Yes, there are other containers and templates defined here, but the core of the issue remains: there is very little difference between container templates and board slot templates. And when you actually look at the content contained within these it becomes even more egregious. Check out these board slot templates:
* Image Left Stripe
* Image Right Stripe
The contents of these are the same:
<section>
<?php
$slot->display(1);
?>
</section>
These template files exist only due to the rules being used to govern intelligent content placement within boards. Once these are all configured the results ensure that boards look nice – but at the moment such a setup is actively developer-hostile: developers have to create lots of stub templates and route content types between them in order to get things to work nicely. It's no wonder that few have tried.
### The Solution: Board Slot Templates become Containers
It's time to do what we should have done in the beginning but just didn't have enough of a system to pull off: we need to unify board slot templates and containers. Instead of board slot templates being inserted into board slots, containers will be inserted into the slots, and blocks will be placed into those containers. As stated before, we've basically rebuilt Concrete CMS inside boards as a custom system that has none of the benefits and reusability of Concrete blocks outside of Boards. We need to change that.
Beyond explaining the system to developers and some abstract concept of "cleaner code", why else would we do this? Simply put, by unifying these systems we're going to be able to integrate board contents into the larger Concrete ecosystem in some compelling ways. Read on for more information.

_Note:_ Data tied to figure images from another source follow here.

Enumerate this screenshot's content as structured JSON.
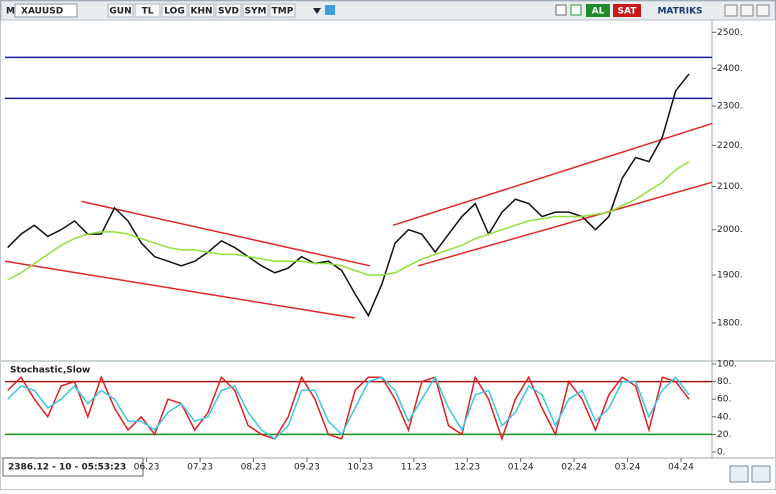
{
  "toolbar": {
    "menu": "M",
    "symbol": "XAUUSD",
    "buttons": [
      "GUN",
      "TL",
      "LOG",
      "KHN",
      "SVD",
      "SYM",
      "TMP"
    ],
    "buy": "AL",
    "sell": "SAT",
    "brand": "MATRIKS"
  },
  "status": "2386.12 - 10 - 05:53:23",
  "chart_data": [
    {
      "type": "line",
      "log_scale": true,
      "x": [
        -2.6,
        -2.35,
        -2.1,
        -1.85,
        -1.6,
        -1.35,
        -1.1,
        -0.85,
        -0.6,
        -0.35,
        -0.1,
        0.15,
        0.4,
        0.65,
        0.9,
        1.15,
        1.4,
        1.65,
        1.9,
        2.15,
        2.4,
        2.65,
        2.9,
        3.15,
        3.4,
        3.65,
        3.9,
        4.15,
        4.4,
        4.65,
        4.9,
        5.15,
        5.4,
        5.65,
        5.9,
        6.15,
        6.4,
        6.65,
        6.9,
        7.15,
        7.4,
        7.65,
        7.9,
        8.15,
        8.4,
        8.65,
        8.9,
        9.15,
        9.4,
        9.65,
        9.9,
        10.15
      ],
      "series": [
        {
          "color": "#111111",
          "values": [
            1960,
            1990,
            2010,
            1985,
            2000,
            2020,
            1990,
            1990,
            2050,
            2020,
            1970,
            1940,
            1930,
            1920,
            1930,
            1950,
            1975,
            1960,
            1940,
            1920,
            1905,
            1915,
            1940,
            1925,
            1930,
            1910,
            1860,
            1815,
            1880,
            1970,
            2000,
            1990,
            1950,
            1990,
            2030,
            2060,
            1990,
            2040,
            2070,
            2060,
            2030,
            2040,
            2040,
            2030,
            2000,
            2030,
            2120,
            2170,
            2160,
            2220,
            2340,
            2385
          ]
        },
        {
          "color": "#8fe03a",
          "values": [
            1890,
            1905,
            1925,
            1945,
            1965,
            1980,
            1990,
            1995,
            1995,
            1990,
            1980,
            1970,
            1960,
            1955,
            1955,
            1950,
            1945,
            1945,
            1940,
            1935,
            1930,
            1930,
            1930,
            1925,
            1925,
            1920,
            1910,
            1900,
            1900,
            1905,
            1920,
            1935,
            1945,
            1955,
            1965,
            1980,
            1990,
            2000,
            2010,
            2020,
            2025,
            2030,
            2030,
            2030,
            2035,
            2040,
            2055,
            2070,
            2090,
            2110,
            2140,
            2160
          ]
        }
      ],
      "trendlines": [
        {
          "color": "#e02828",
          "x": [
            -1.22,
            4.18
          ],
          "values": [
            2065,
            1920
          ]
        },
        {
          "color": "#e02828",
          "x": [
            -2.65,
            3.9
          ],
          "values": [
            1930,
            1810
          ]
        },
        {
          "color": "#e02828",
          "x": [
            4.61,
            10.58
          ],
          "values": [
            2010,
            2255
          ]
        },
        {
          "color": "#e02828",
          "x": [
            5.08,
            10.58
          ],
          "values": [
            1920,
            2110
          ]
        }
      ],
      "hlines": [
        {
          "value": 2430,
          "color": "#1a1aa0"
        },
        {
          "value": 2320,
          "color": "#1a1aa0"
        }
      ],
      "xlim": [
        -2.65,
        10.58
      ],
      "ylim": [
        1730,
        2535
      ],
      "yticks": [
        {
          "value": 2500,
          "label": "2500."
        },
        {
          "value": 2400,
          "label": "2400."
        },
        {
          "value": 2300,
          "label": "2300."
        },
        {
          "value": 2200,
          "label": "2200."
        },
        {
          "value": 2100,
          "label": "2100."
        },
        {
          "value": 2000,
          "label": "2000."
        },
        {
          "value": 1900,
          "label": "1900."
        },
        {
          "value": 1800,
          "label": "1800."
        }
      ]
    },
    {
      "type": "line",
      "title": "Stochastic,Slow",
      "x": [
        -2.6,
        -2.35,
        -2.1,
        -1.85,
        -1.6,
        -1.35,
        -1.1,
        -0.85,
        -0.6,
        -0.35,
        -0.1,
        0.15,
        0.4,
        0.65,
        0.9,
        1.15,
        1.4,
        1.65,
        1.9,
        2.15,
        2.4,
        2.65,
        2.9,
        3.15,
        3.4,
        3.65,
        3.9,
        4.15,
        4.4,
        4.65,
        4.9,
        5.15,
        5.4,
        5.65,
        5.9,
        6.15,
        6.4,
        6.65,
        6.9,
        7.15,
        7.4,
        7.65,
        7.9,
        8.15,
        8.4,
        8.65,
        8.9,
        9.15,
        9.4,
        9.65,
        9.9,
        10.15
      ],
      "series": [
        {
          "color": "#e02020",
          "values": [
            70,
            85,
            60,
            40,
            75,
            80,
            40,
            85,
            50,
            25,
            40,
            20,
            60,
            55,
            25,
            45,
            85,
            70,
            30,
            20,
            15,
            40,
            85,
            60,
            20,
            15,
            70,
            85,
            85,
            60,
            25,
            80,
            85,
            30,
            20,
            85,
            60,
            15,
            60,
            85,
            50,
            20,
            80,
            60,
            25,
            65,
            85,
            75,
            25,
            85,
            80,
            60
          ]
        },
        {
          "color": "#3cc8e0",
          "values": [
            60,
            75,
            70,
            50,
            60,
            75,
            55,
            70,
            60,
            35,
            35,
            25,
            45,
            55,
            35,
            40,
            70,
            75,
            45,
            25,
            15,
            30,
            70,
            70,
            35,
            20,
            50,
            80,
            85,
            70,
            35,
            60,
            85,
            50,
            25,
            65,
            70,
            30,
            45,
            75,
            65,
            30,
            60,
            70,
            35,
            50,
            80,
            80,
            40,
            70,
            85,
            65
          ]
        }
      ],
      "hlines": [
        {
          "value": 80,
          "color": "#a01818"
        },
        {
          "value": 20,
          "color": "#189018"
        }
      ],
      "xlim": [
        -2.65,
        10.58
      ],
      "ylim": [
        0,
        100
      ],
      "yticks": [
        {
          "value": 100,
          "label": "100."
        },
        {
          "value": 80,
          "label": "80."
        },
        {
          "value": 60,
          "label": "60."
        },
        {
          "value": 40,
          "label": "40."
        },
        {
          "value": 20,
          "label": "20."
        },
        {
          "value": 0,
          "label": "0."
        }
      ],
      "xticks": [
        {
          "value": 0,
          "label": "06.23"
        },
        {
          "value": 1,
          "label": "07.23"
        },
        {
          "value": 2,
          "label": "08.23"
        },
        {
          "value": 3,
          "label": "09.23"
        },
        {
          "value": 4,
          "label": "10.23"
        },
        {
          "value": 5,
          "label": "11.23"
        },
        {
          "value": 6,
          "label": "12.23"
        },
        {
          "value": 7,
          "label": "01.24"
        },
        {
          "value": 8,
          "label": "02.24"
        },
        {
          "value": 9,
          "label": "03.24"
        },
        {
          "value": 10,
          "label": "04.24"
        }
      ]
    }
  ]
}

There may be some metadata about containers that we need to track in order to make this work, but thankfully we can add this onto containers as a progressive enhancement. In order for a container to be available in a board, it needs to have a container controller. This enables the container to specify how many slots it has, etc... By making this optional we'll enable containers to be backward compatible, while updating the ones available in Atomik and Oxford Shirt to support this new paradigm.
## Content Slots
Once content makes its way into a board's slot, we need to change how it's stored. Currently there's a custom table that joins board instance slots to blocks. These blocks are all instances of the special core_board_slot block type, which joins content objects to various summary templates. It's needlessly complicated. Instead the blocks that these instance slots join to will simply be instances of the core_container block type. Inside these containers will be real Concrete blocks.
## Summary Block in the Core
In order to make this work, we will need to create an instance of the Summary block that we added to EW2 in the core. This should be done anyway - summary templares are a cool feature but without a block that exposes them they're only useful in boards - and if we want to treat board content like first class Concrete content we'll need to port this block over.